For many patients, the money saved on insulin will go back into managing their diabetes in other ways. Thompson-Lerberg recently switched from a standard insulin pump to a continuous glucose monitor, a device that measures her glucose levels every five minutes and automatically delivers targeted amounts of insulin to keep her within a safe range—”almost like having an external pancreas,” she says. It’s the gold standard for diabetes management. But until the insulin price cut was announced, she hadn’t planned to use it around the clock. Continuous glucose monitors are expensive to use, even beyond the initial cost of the devices themselves; the wearable sensors that the machines require can cost more than $200 per month.
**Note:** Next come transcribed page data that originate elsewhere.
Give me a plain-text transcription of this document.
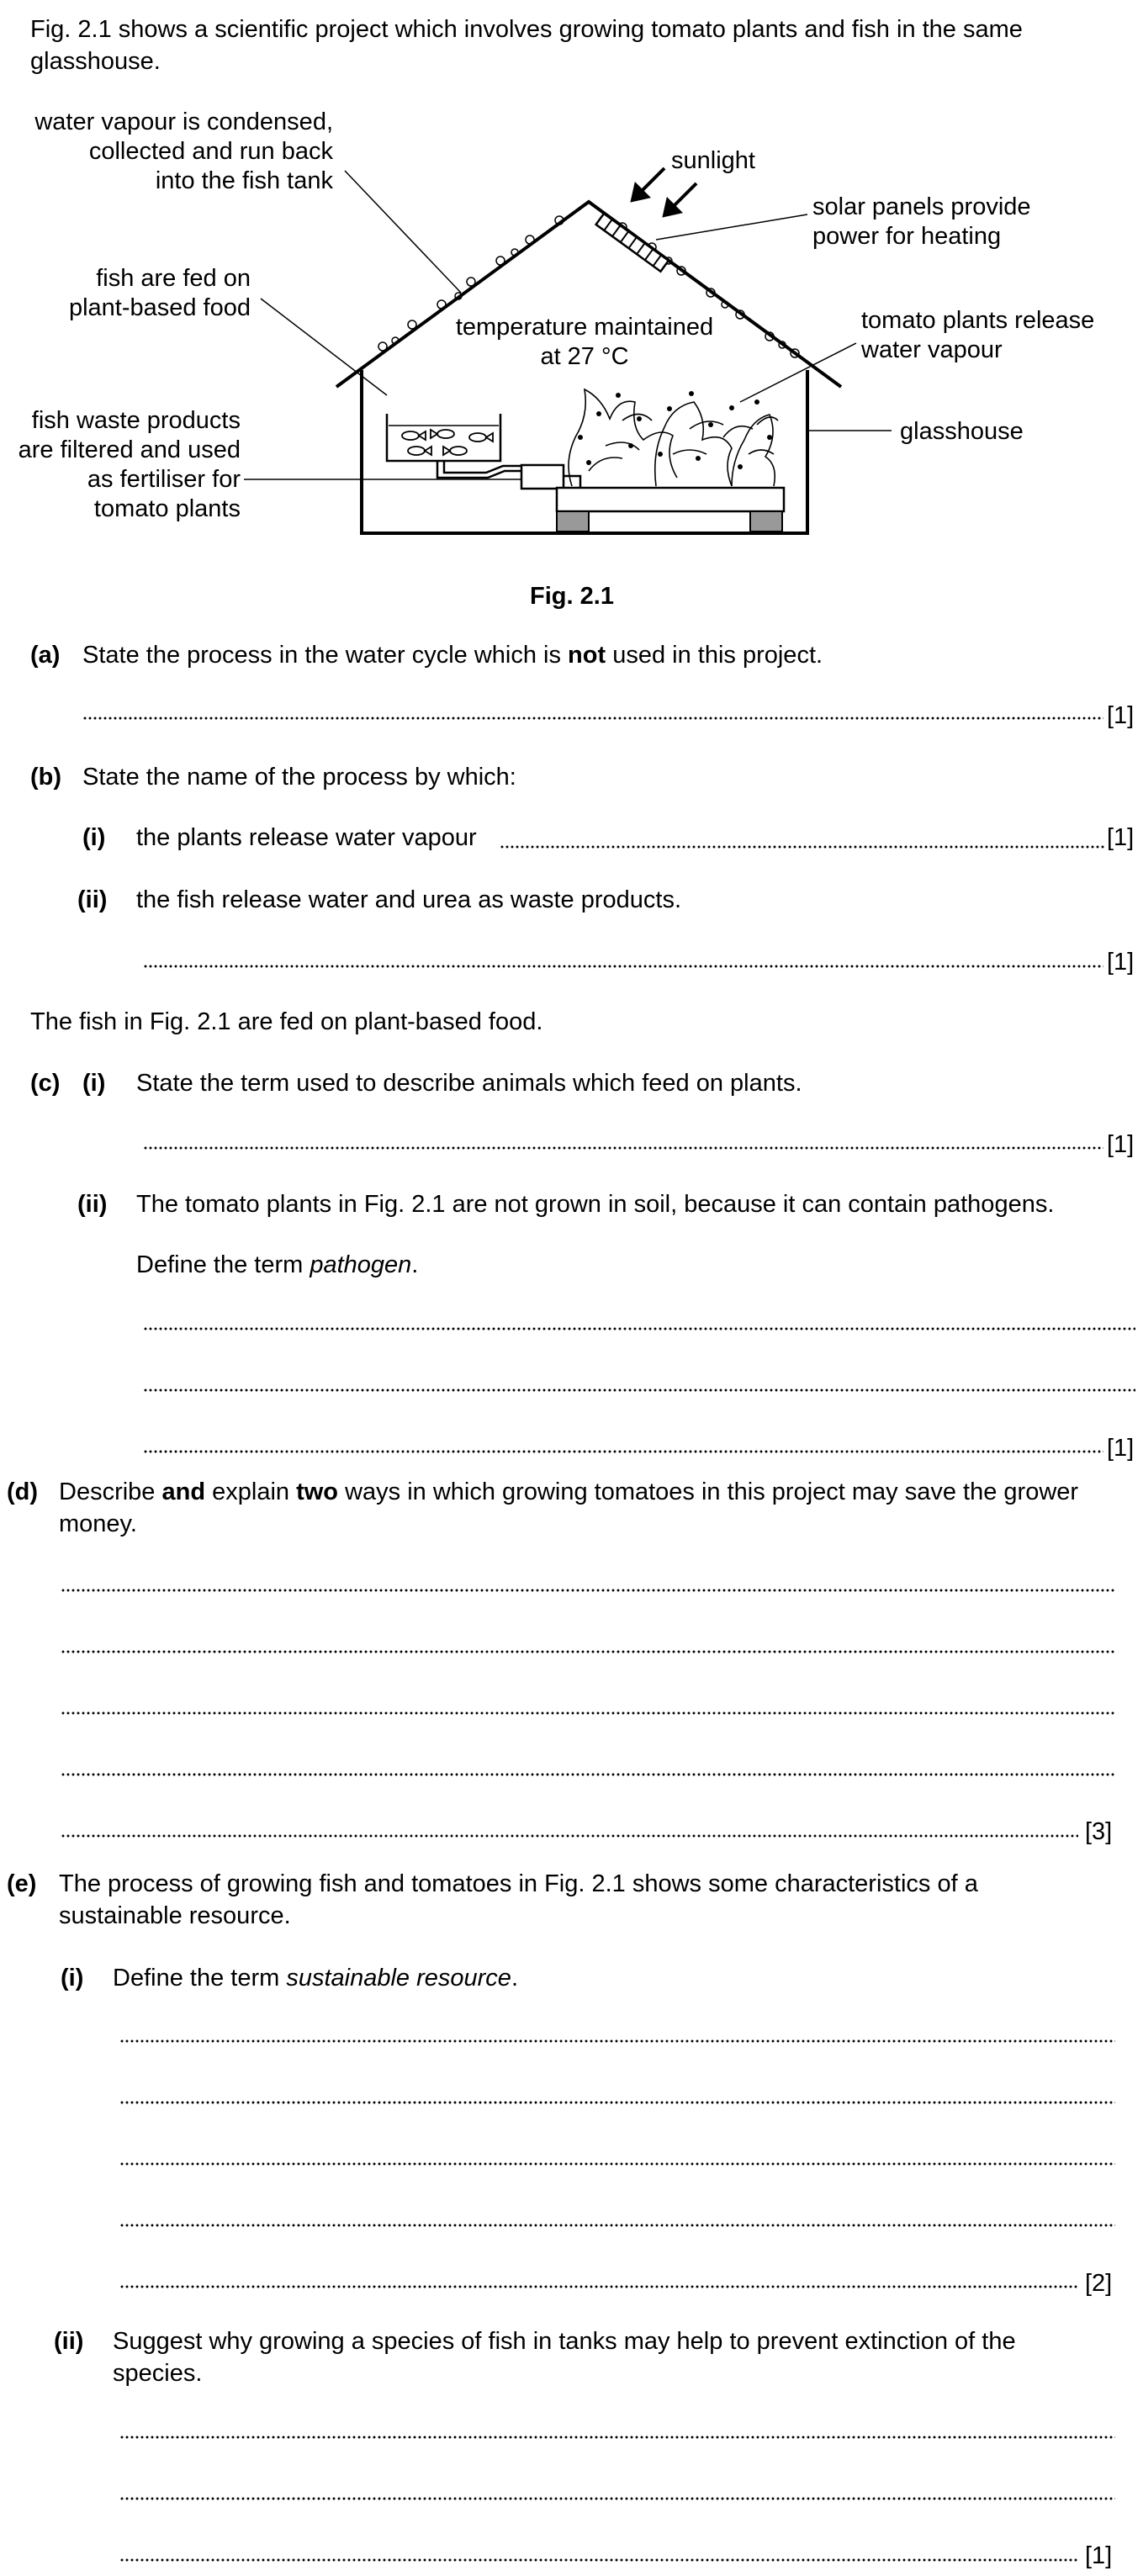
Fig. 2.1 shows a scientific project which involves growing tomato plants and fish in the same glasshouse.
water vapour is condensed,
collected and run back
into the fish tank
sunlight
solar panels provide
power for heating
fish are fed on
plant-based food
temperature maintained
at 27 °C
tomato plants release
water vapour
glasshouse
fish waste products
are filtered and used
as fertiliser for
tomato plants
Fig. 2.1
(a) State the process in the water cycle which is not used in this project.
[1]
(b) State the name of the process by which:
(i) the plants release water vapour	[1]
(ii) the fish release water and urea as waste products.
[1]
The fish in Fig. 2.1 are fed on plant-based food.
(c) (i) State the term used to describe animals which feed on plants.
[1]
(ii) The tomato plants in Fig. 2.1 are not grown in soil, because it can contain pathogens.
Define the term pathogen.
[1]
(d) Describe and explain two ways in which growing tomatoes in this project may save the grower
money.
[3]
(e) The process of growing fish and tomatoes in Fig. 2.1 shows some characteristics of a
sustainable resource.
(i) Define the term sustainable resource.
[2]
(ii) Suggest why growing a species of fish in tanks may help to prevent extinction of the
species.
[1]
Now, however, “not having to pay so much for insulin absolutely frees up a little more funding to be able to use it,” she says.
Thompson-Lerberg is hopeful that cheaper insulin prices will allow more people with diabetes access to disease-improving solutions like these—and that this, in turn, will help lower the stigma that she and others she knows have faced from specialists who don’t appreciate the everyday challenges of diabetes management. “I’ve had times where I was shamed for having high blood sugar,” she says. “When people have access to what they need and can more independently self manage, then I think people are more willing to ask for help.”
Jessyka McCaulley, a 29-year old entrepreneur who has Type-1 diabetes and sells diabetes-awareness merchandise online, says that the money she’ll soon be saving on insulin is going to go right back into her small business and platform, “just to help spread awareness that is still so much needed.”
“Diabetes is definitely a mental disease as well as a physical one,” she says. “This is one less stress that we have to worry about.”